Cliff Stanton, a Van Cortlandt Village resident who has led the effort for a boycott of the Riverdale Review, has opened a campaign committee with the Board of Elections to run for City Councilman G. Oliver Koppell’s seat in 2013.

Koppell must vacate the post because of term limits.

Stanton runs United Snacks, which has a relationship with the Nuts4Nuts street vendors. Locally, he is involved with the parents associations of P.S. 24 and Bronx High School of Science and is treasurer of the Kingsbridge Riverdale Van Cortlandt Development Corporation.

During a brief phone interview, Stanton said he is not inclined to speak with this newspaper.

“This is not the best time to have the conversation. Frankly, I’m not going to have a whole lot to say,” he said.

When asked whether he would continue to boycott the Review, he would not say. “Listen, we have nothing to say to each other. I have nothing against you personally, OK?” he replied.

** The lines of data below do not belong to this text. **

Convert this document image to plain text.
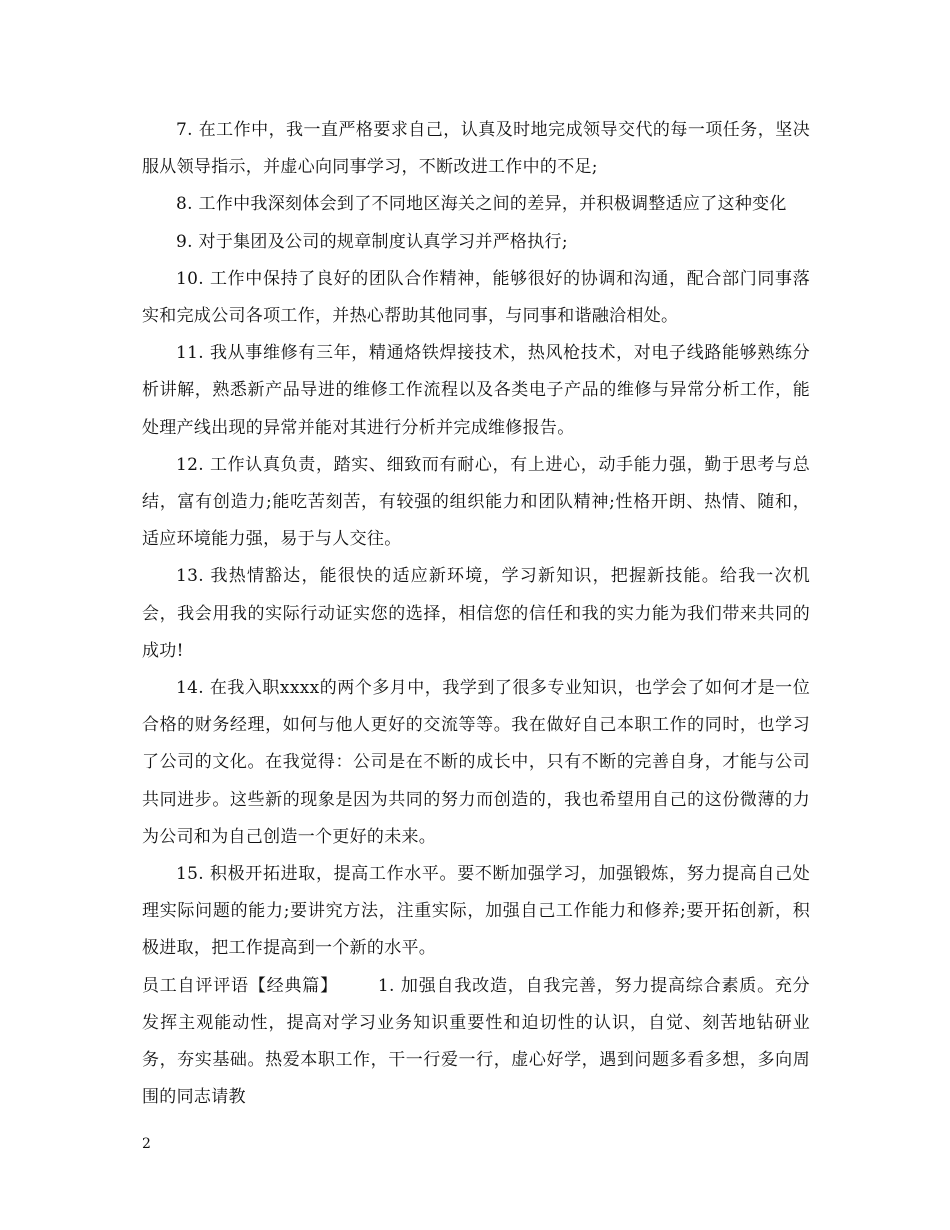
7. 在工作中，我一直严格要求自己，认真及时地完成领导交代的每一项任务，坚决服从领导指示，并虚心向同事学习，不断改进工作中的不足;

8. 工作中我深刻体会到了不同地区海关之间的差异，并积极调整适应了这种变化

9. 对于集团及公司的规章制度认真学习并严格执行;

10. 工作中保持了良好的团队合作精神，能够很好的协调和沟通，配合部门同事落实和完成公司各项工作，并热心帮助其他同事，与同事和谐融洽相处。

11. 我从事维修有三年，精通烙铁焊接技术，热风枪技术，对电子线路能够熟练分析讲解，熟悉新产品导进的维修工作流程以及各类电子产品的维修与异常分析工作，能处理产线出现的异常并能对其进行分析并完成维修报告。

12. 工作认真负责，踏实、细致而有耐心，有上进心，动手能力强，勤于思考与总结，富有创造力;能吃苦刻苦，有较强的组织能力和团队精神;性格开朗、热情、随和，适应环境能力强，易于与人交往。

13. 我热情豁达，能很快的适应新环境，学习新知识，把握新技能。给我一次机会，我会用我的实际行动证实您的选择，相信您的信任和我的实力能为我们带来共同的成功!

14. 在我入职xxxx的两个多月中，我学到了很多专业知识，也学会了如何才是一位合格的财务经理，如何与他人更好的交流等等。我在做好自己本职工作的同时，也学习了公司的文化。在我觉得：公司是在不断的成长中，只有不断的完善自身，才能与公司共同进步。这些新的现象是因为共同的努力而创造的，我也希望用自己的这份微薄的力为公司和为自己创造一个更好的未来。

15. 积极开拓进取，提高工作水平。要不断加强学习，加强锻炼，努力提高自己处理实际问题的能力;要讲究方法，注重实际，加强自己工作能力和修养;要开拓创新，积极进取，把工作提高到一个新的水平。

员工自评评语【经典篇】 1. 加强自我改造，自我完善，努力提高综合素质。充分发挥主观能动性，提高对学习业务知识重要性和迫切性的认识，自觉、刻苦地钻研业务，夯实基础。热爱本职工作，干一行爱一行，虚心好学，遇到问题多看多想，多向周围的同志请教

2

In response to a change in topic—what would he bring to the office of councilman?—he abruptly hung up.

Stanton did speak with the New York Observer, blaming the Bronx Democratic Party for spreading political cynicism. “I’m certain that it is responsible. I’m not opposing individuals here, but I’m opposing this culture, and I’m holding them responsible for perpetuating this culture,” he said.

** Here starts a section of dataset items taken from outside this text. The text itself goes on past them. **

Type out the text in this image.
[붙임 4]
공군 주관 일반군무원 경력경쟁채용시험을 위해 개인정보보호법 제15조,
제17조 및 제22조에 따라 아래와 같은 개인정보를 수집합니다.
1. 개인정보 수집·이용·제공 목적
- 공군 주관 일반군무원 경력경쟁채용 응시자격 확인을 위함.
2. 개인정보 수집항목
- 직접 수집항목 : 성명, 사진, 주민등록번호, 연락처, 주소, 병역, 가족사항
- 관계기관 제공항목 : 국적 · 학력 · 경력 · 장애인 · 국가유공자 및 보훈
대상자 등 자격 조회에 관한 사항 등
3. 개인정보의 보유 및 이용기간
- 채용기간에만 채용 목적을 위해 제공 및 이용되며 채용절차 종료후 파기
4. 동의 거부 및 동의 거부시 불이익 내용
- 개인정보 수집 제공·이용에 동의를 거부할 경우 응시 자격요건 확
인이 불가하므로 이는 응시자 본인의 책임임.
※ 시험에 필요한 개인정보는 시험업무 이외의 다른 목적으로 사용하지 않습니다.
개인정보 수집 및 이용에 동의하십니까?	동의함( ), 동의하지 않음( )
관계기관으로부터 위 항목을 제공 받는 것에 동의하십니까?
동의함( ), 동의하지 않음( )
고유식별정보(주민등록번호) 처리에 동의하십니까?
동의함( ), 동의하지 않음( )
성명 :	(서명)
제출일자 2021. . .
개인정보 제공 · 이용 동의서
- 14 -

The boycott, Stanton has claimed, is to silence the Review’s criticism on a variety of local issues.

A major issue for Stanton pertains to Anthony Perez Cassino’s failed 2009 City Council race. This newspaper endorsed his opponent, Koppell, and Stanton sees the paper as a barrier to his own election victory.

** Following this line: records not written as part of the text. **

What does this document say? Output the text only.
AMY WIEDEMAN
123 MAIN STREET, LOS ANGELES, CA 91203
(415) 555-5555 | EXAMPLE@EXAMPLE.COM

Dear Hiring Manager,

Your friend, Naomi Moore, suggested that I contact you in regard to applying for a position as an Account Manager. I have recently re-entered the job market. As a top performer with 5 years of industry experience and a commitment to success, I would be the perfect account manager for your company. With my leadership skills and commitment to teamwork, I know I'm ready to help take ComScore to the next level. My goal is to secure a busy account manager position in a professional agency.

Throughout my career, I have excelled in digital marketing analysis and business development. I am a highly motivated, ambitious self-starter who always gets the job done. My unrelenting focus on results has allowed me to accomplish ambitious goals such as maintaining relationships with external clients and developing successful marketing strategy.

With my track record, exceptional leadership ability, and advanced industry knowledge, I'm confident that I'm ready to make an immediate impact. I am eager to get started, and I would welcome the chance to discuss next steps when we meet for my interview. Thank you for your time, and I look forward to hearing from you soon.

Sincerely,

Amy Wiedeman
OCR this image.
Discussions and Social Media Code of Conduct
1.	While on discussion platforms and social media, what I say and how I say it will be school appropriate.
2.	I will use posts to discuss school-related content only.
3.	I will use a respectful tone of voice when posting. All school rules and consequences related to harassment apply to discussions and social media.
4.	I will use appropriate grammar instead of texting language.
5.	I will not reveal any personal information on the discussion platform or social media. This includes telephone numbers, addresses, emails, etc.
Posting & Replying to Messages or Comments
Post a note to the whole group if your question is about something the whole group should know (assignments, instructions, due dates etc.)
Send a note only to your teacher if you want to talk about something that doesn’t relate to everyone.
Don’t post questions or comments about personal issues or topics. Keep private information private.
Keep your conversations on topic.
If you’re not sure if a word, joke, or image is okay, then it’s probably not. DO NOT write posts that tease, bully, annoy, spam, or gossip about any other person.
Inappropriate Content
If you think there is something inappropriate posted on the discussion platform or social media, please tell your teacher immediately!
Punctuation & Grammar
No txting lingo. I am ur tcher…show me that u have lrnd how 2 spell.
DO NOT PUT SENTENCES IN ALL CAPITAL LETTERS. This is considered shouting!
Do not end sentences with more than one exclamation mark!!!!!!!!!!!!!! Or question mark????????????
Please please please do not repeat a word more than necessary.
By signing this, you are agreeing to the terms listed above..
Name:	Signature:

“Do the campaign and the boycott go hand in hand now?” wonders one local political insider. “It should be interesting to see if he champions it during his campaign.”

Stanton conveniently filed with the Board of Elections only days after the January 17 filing day, which will allow him six months to raise money and campaign before making his campaign’s financial data public.

The only other person currently registered to run for Koppell’s seat is Ari Hoffnung, a deputy for city comptroller John Liu. Hoffnung has been registered since he cut short his 2009 Council run and has more than $76,000 in his coffers.

Ironically, Stanton donated $180 to Hoffnung in 2008.

In December, Hoffnung said he was focused on his current job and wasn’t considering a run.

Koppell said on Friday he wasn’t sure how much involvement he would have in the race to fill his seat.

“I haven’t made a decision on that at this point,” he said. “It’s two years away, and there’s a lot of water to go under the bridge.”

Assemblyman Jeffrey Dinowitz, who helps run the Benjamin Franklin Reform Democratic Club, will be heavily involved in the race with his club—which mainly covers the northwest Bronx.

“We’re going to try and elect the best possible person,” he said. “Who that is, I don’t know.”

Dinowitz’s name has been floated as a possible candidate for Council, and while he said he’s thought about it, he’s not close to a conclusion.

The news of Stanton’s committee drummed up old political aspirations in at least one Riverdale resident.

Community Board 8 member Robert Press ran for the Assembly in the mid-1990s. He said that over the past few years several people have asked him to think about running for office and that he will now give the idea “serious thought.”

“If Cliff Stanton is going to run for Oliver’s seat, I’m going to have to explore the possibility,” Press said.